The pandemic proved this when we saw people coming together to spur on the spirits of the nation by clapping at their doors every week. It was a time for communities to come together, even though everyone was so far apart. We all saw the impact COVID-19 and the BLM movement had on the public, the resolving factors for these monumental times was the power of coming together. Impact networks came in force to show mass displays of solidarity during lockdown, while many businesses fell at the hurdles.
A Herd Mentality
Two-thirds (67%) of young people in Britain would like to live under an explicitly socialist economic system, according to the Institute of Economic Affairs. With the rise of social channels such as TikTok, digital unions are being assembled around common comforts, ranging from fashion to book clubs, these platforms are altering the way consumers communicate. A statistic from Byte-pal suggests that 56% of Gen Z is friends with someone they ONLY know online. The format of communal alliances has been a saviour for potentially outcasted grouped in society such as LGBTQ+. Community is a value that we will be seeing more of in the future of civilisation.

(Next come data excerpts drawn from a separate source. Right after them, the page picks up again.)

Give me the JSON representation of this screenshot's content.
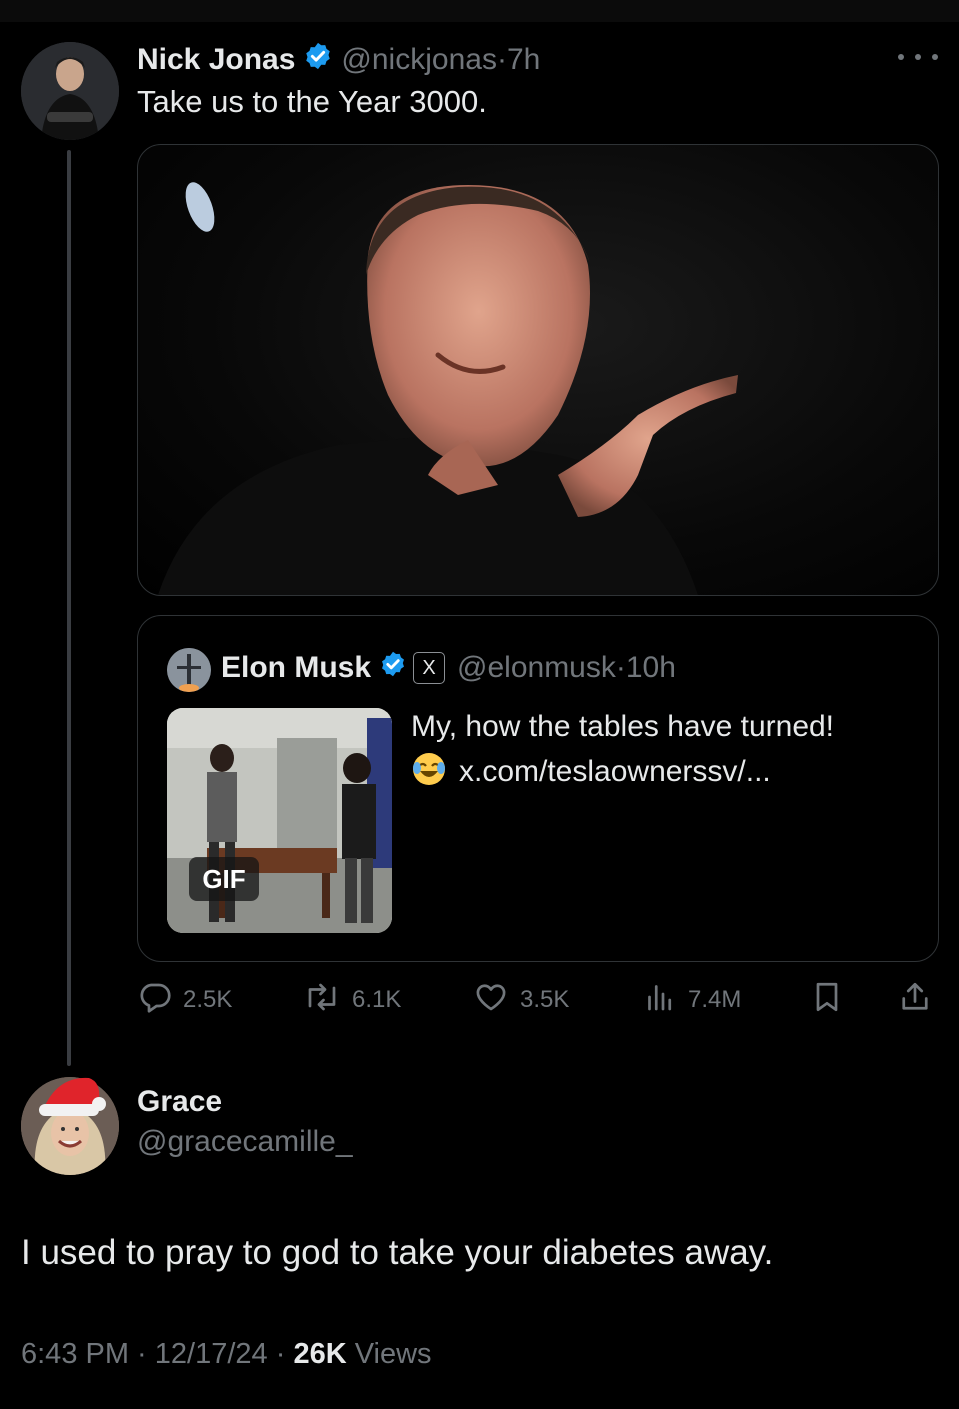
{
  "main_tweet": {
    "author_name": "Nick Jonas",
    "handle": "@nickjonas",
    "separator": " · ",
    "time": "7h",
    "text": "Take us to the Year 3000."
  },
  "quoted_tweet": {
    "author_name": "Elon Musk",
    "x_badge": "X",
    "handle": "@elonmusk",
    "separator": " · ",
    "time": "10h",
    "text_line1": "My, how the tables have turned!",
    "text_line2": "x.com/teslaownerssv/...",
    "gif_badge": "GIF"
  },
  "actions": {
    "replies": "2.5K",
    "reposts": "6.1K",
    "likes": "3.5K",
    "views": "7.4M"
  },
  "reply": {
    "author_name": "Grace",
    "handle": "@gracecamille_",
    "text": "I used to pray to god to take your diabetes away.",
    "time": "6:43 PM",
    "date": "12/17/24",
    "separator": " · ",
    "views_count": "26K",
    "views_label": " Views"
  },
  "icons": {
    "verified": "verified-badge-icon",
    "more": "more-options-icon",
    "reply": "reply-icon",
    "repost": "repost-icon",
    "like": "heart-icon",
    "views": "analytics-icon",
    "bookmark": "bookmark-icon",
    "share": "share-icon"
  },
  "colors": {
    "background": "#000000",
    "text_primary": "#e7e9ea",
    "text_secondary": "#71767b",
    "border": "#2f3336",
    "verified_blue": "#1d9bf0"
  }
}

Now it wasn’t only our human-to-human connections that flourished. As citizens during COVID-19 we relied on digital powerhouse networks to keep us connected. Technologies collaboration with us humans paved a new path in our society. When it comes down to a work, education and socialising, we have our newfound friend in digital connection that has been born off the back of a pandemic. An example of how technology has enhanced our human qualities to collaborate. With the power of online the door is wide open for more unusual and unlikely collaborations between brands, people and things that were seemingly out of hands reach before to happen.
What does this all mean for marketing?
Neo collectivism is breaking through into marketing. Brands must learn this and how to harness their communities. It is no longer about being a seller; the direction is now focused on being a coordinator of people. The future hook for brands is to place collectivism at the heart of products and campaigns. The next big focus should pull on the idea of consumers/shoppers essentially running the place. It will be a difficult challenge to cross company and community and subsequently bringing them together to build a collective.

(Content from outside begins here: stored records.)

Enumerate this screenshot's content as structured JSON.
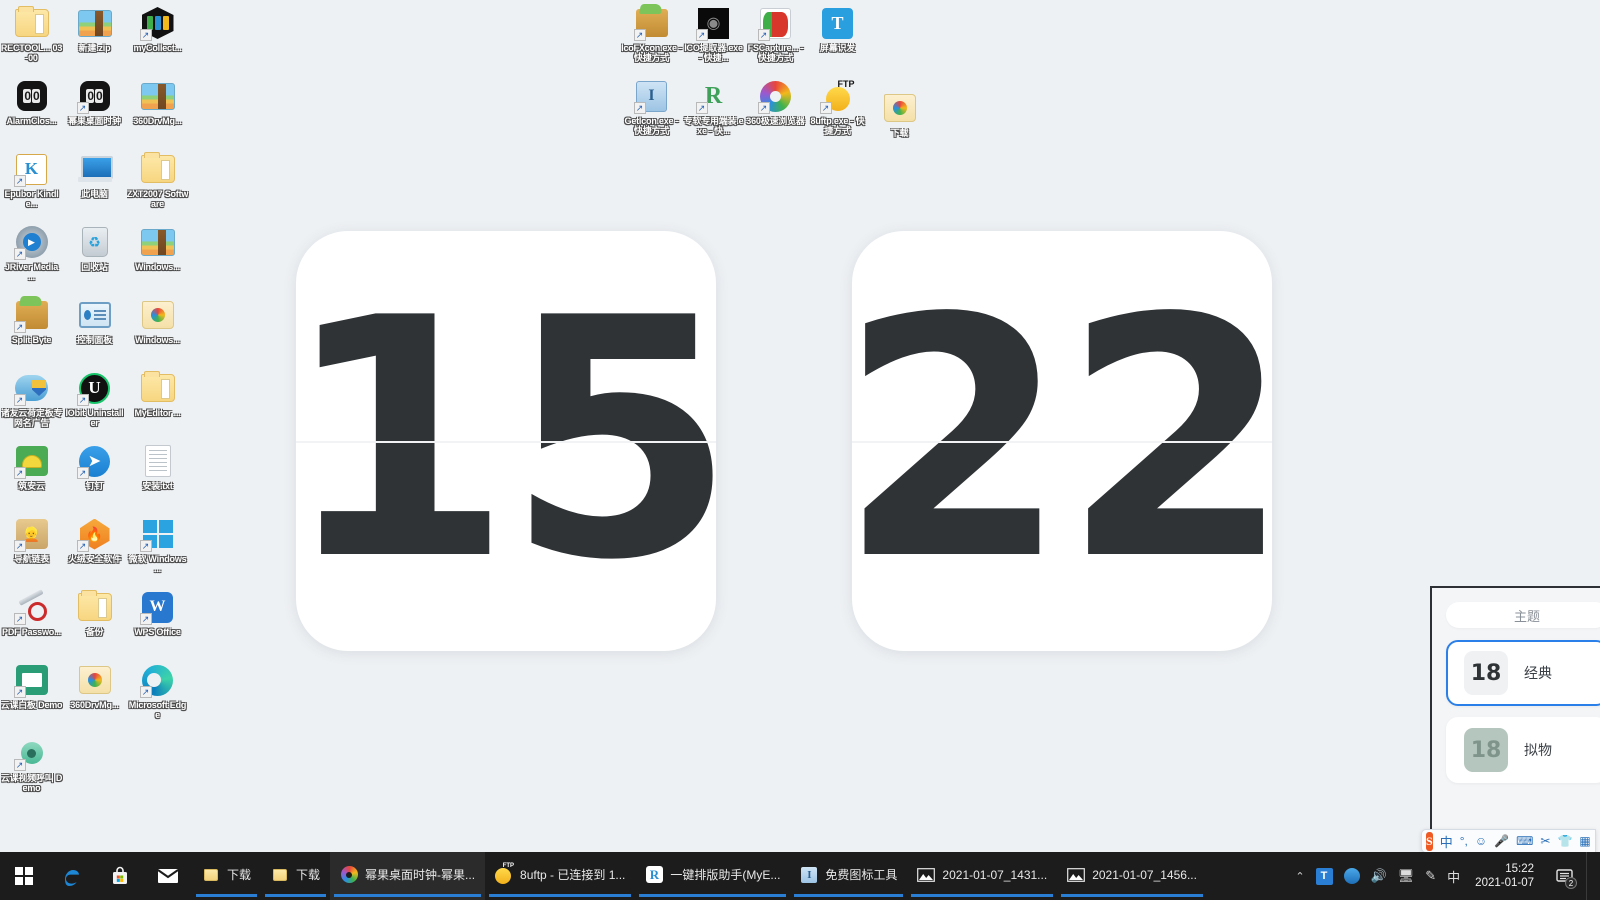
{
  "desktop": {
    "background_color": "#eef1f4",
    "icons_left": [
      {
        "label": "RECTOOL... 03-00",
        "icon": "folder-icon",
        "shortcut": false,
        "art": "folder"
      },
      {
        "label": "新建.zip",
        "icon": "zip-archive-icon",
        "shortcut": false,
        "art": "zip"
      },
      {
        "label": "myCollect...",
        "icon": "mycollect-icon",
        "shortcut": true,
        "art": "hexbook"
      },
      {
        "label": "AlarmClos...",
        "icon": "alarm-clock-icon",
        "shortcut": false,
        "art": "blackbox"
      },
      {
        "label": "幂果桌面时钟",
        "icon": "flip-clock-icon",
        "shortcut": true,
        "art": "blackbox"
      },
      {
        "label": "360DrvMg...",
        "icon": "zip-archive-icon",
        "shortcut": false,
        "art": "zip"
      },
      {
        "label": "Epubor Kindle...",
        "icon": "epubor-icon",
        "shortcut": true,
        "art": "epubor"
      },
      {
        "label": "此电脑",
        "icon": "this-pc-icon",
        "shortcut": false,
        "art": "monitor"
      },
      {
        "label": "ZXT2007 Software",
        "icon": "folder-icon",
        "shortcut": false,
        "art": "folder"
      },
      {
        "label": "JRiver Media ...",
        "icon": "jriver-icon",
        "shortcut": true,
        "art": "disc"
      },
      {
        "label": "回收站",
        "icon": "recycle-bin-icon",
        "shortcut": false,
        "art": "trash"
      },
      {
        "label": "Windows...",
        "icon": "zip-archive-icon",
        "shortcut": false,
        "art": "zip"
      },
      {
        "label": "Split Byte",
        "icon": "split-byte-icon",
        "shortcut": true,
        "art": "box3d"
      },
      {
        "label": "控制面板",
        "icon": "control-panel-icon",
        "shortcut": false,
        "art": "cpanel"
      },
      {
        "label": "Windows...",
        "icon": "folder-icon",
        "shortcut": false,
        "art": "folderimg"
      },
      {
        "label": "诸友云荷定板专网名广告",
        "icon": "cloud-shield-icon",
        "shortcut": true,
        "art": "cloud"
      },
      {
        "label": "IObit Uninstaller",
        "icon": "iobit-uninstaller-icon",
        "shortcut": true,
        "art": "circleU"
      },
      {
        "label": "MyEditor ...",
        "icon": "folder-icon",
        "shortcut": false,
        "art": "folder"
      },
      {
        "label": "筑安云",
        "icon": "helmet-icon",
        "shortcut": true,
        "art": "helmet"
      },
      {
        "label": "钉钉",
        "icon": "dingtalk-icon",
        "shortcut": true,
        "art": "ding"
      },
      {
        "label": "安装.txt",
        "icon": "text-file-icon",
        "shortcut": false,
        "art": "txt"
      },
      {
        "label": "导航链表",
        "icon": "avatar-shield-icon",
        "shortcut": true,
        "art": "avatar"
      },
      {
        "label": "火绒安全软件",
        "icon": "huorong-icon",
        "shortcut": true,
        "art": "flame"
      },
      {
        "label": "微软 Windows ...",
        "icon": "windows-logo-icon",
        "shortcut": true,
        "art": "win"
      },
      {
        "label": "PDF Passwo...",
        "icon": "pdf-password-icon",
        "shortcut": true,
        "art": "pdf"
      },
      {
        "label": "备份",
        "icon": "folder-icon",
        "shortcut": false,
        "art": "folder"
      },
      {
        "label": "WPS Office",
        "icon": "wps-office-icon",
        "shortcut": true,
        "art": "wps"
      },
      {
        "label": "云课白板 Demo",
        "icon": "whiteboard-demo-icon",
        "shortcut": true,
        "art": "board"
      },
      {
        "label": "360DrvMg...",
        "icon": "folder-icon",
        "shortcut": false,
        "art": "folderimg"
      },
      {
        "label": "Microsoft Edge",
        "icon": "edge-icon",
        "shortcut": true,
        "art": "edge"
      },
      {
        "label": "云课视频呼叫 Demo",
        "icon": "video-call-demo-icon",
        "shortcut": true,
        "art": "cam"
      }
    ],
    "icons_mid": [
      {
        "label": "IcoFXcon.exe - 快捷方式",
        "icon": "icofx-icon",
        "shortcut": true,
        "art": "box3d"
      },
      {
        "label": "ICO提取器.exe - 快捷...",
        "icon": "ico-extractor-icon",
        "shortcut": true,
        "art": "darkgrid"
      },
      {
        "label": "FSCapture... - 快捷方式",
        "icon": "fscapture-icon",
        "shortcut": true,
        "art": "fsc"
      },
      {
        "label": "屏幕识发",
        "icon": "screen-text-icon",
        "shortcut": false,
        "art": "bluet"
      },
      {
        "label": "GetIcon.exe - 快捷方式",
        "icon": "geticon-icon",
        "shortcut": true,
        "art": "geticon"
      },
      {
        "label": "专软专用端装.exe - 快...",
        "icon": "ruanjian-icon",
        "shortcut": true,
        "art": "rlogo"
      },
      {
        "label": "360极速浏览器",
        "icon": "360-browser-icon",
        "shortcut": true,
        "art": "360"
      },
      {
        "label": "8uftp.exe - 快捷方式",
        "icon": "8uftp-icon",
        "shortcut": true,
        "art": "ftp"
      }
    ],
    "icons_mid2": [
      {
        "label": "下载",
        "icon": "folder-icon",
        "shortcut": false,
        "art": "folderimg"
      }
    ]
  },
  "clock": {
    "hour": "15",
    "minute": "22",
    "card_color": "#ffffff",
    "digit_color": "#2f3336"
  },
  "theme_panel": {
    "header": "主题",
    "items": [
      {
        "label": "经典",
        "thumb": "18",
        "selected": true
      },
      {
        "label": "拟物",
        "thumb": "18",
        "selected": false
      }
    ],
    "accent_color": "#2a7fe8"
  },
  "ime_bar": {
    "logo": "S",
    "items": [
      "中",
      "°,",
      "☺",
      "🎤",
      "⌨",
      "✂",
      "👕",
      "▦"
    ]
  },
  "taskbar": {
    "background_color": "#1c1c1c",
    "start_label": "start-button",
    "pinned": [
      {
        "label": "Microsoft Edge",
        "icon": "edge-icon"
      },
      {
        "label": "Microsoft Store",
        "icon": "store-icon"
      },
      {
        "label": "Mail",
        "icon": "mail-icon"
      }
    ],
    "tasks": [
      {
        "label": "下载",
        "icon": "folder-icon",
        "active": false
      },
      {
        "label": "下载",
        "icon": "folder-icon",
        "active": false
      },
      {
        "label": "幂果桌面时钟-幂果...",
        "icon": "360-browser-icon",
        "active": true
      },
      {
        "label": "8uftp - 已连接到 1...",
        "icon": "8uftp-icon",
        "active": false
      },
      {
        "label": "一键排版助手(MyE...",
        "icon": "ruanjian-icon",
        "active": false
      },
      {
        "label": "免费图标工具",
        "icon": "geticon-icon",
        "active": false
      },
      {
        "label": "2021-01-07_1431...",
        "icon": "image-icon",
        "active": false
      },
      {
        "label": "2021-01-07_1456...",
        "icon": "image-icon",
        "active": false
      }
    ],
    "tray": {
      "chevron": "⌃",
      "items": [
        "T",
        "tencent-dot",
        "🔊",
        "🖥",
        "✎",
        "中"
      ],
      "time": "15:22",
      "date": "2021-01-07",
      "notification_count": "2"
    }
  }
}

As the current concept of individualism starts to die out, brands will take down their decorations and larger than life personalities and try to sustain an image of sincerity that mirrors that of the consumer group. Brands and marketers need to tap into the zeitgeist to create authentic integral ideas that ring true to the collective masses. Insincere self-marketing will be very critically received and eventually die out and brands will shape shift into leaders of movements in return.
A Final thought
What we currently think of as individualism that focuses on the solo self will disappear, to be replaced with individualism that sees clusters of people with strong views stand for what they believe in. And this is the new era of “Neo-Collectivism”.
Who to is leading the Neo-Collectivism pack?
Lab – PANGAIA– Pangaia are a brand who encapsulate the term. The brands progressive nature includes features of sustainability, individualism as well as fostering a real societal community ethos with the brands followers.
Telfar- Telfar is a black-owned, non-gendered fashion project. The point of the brand is to be accessible and to foster community.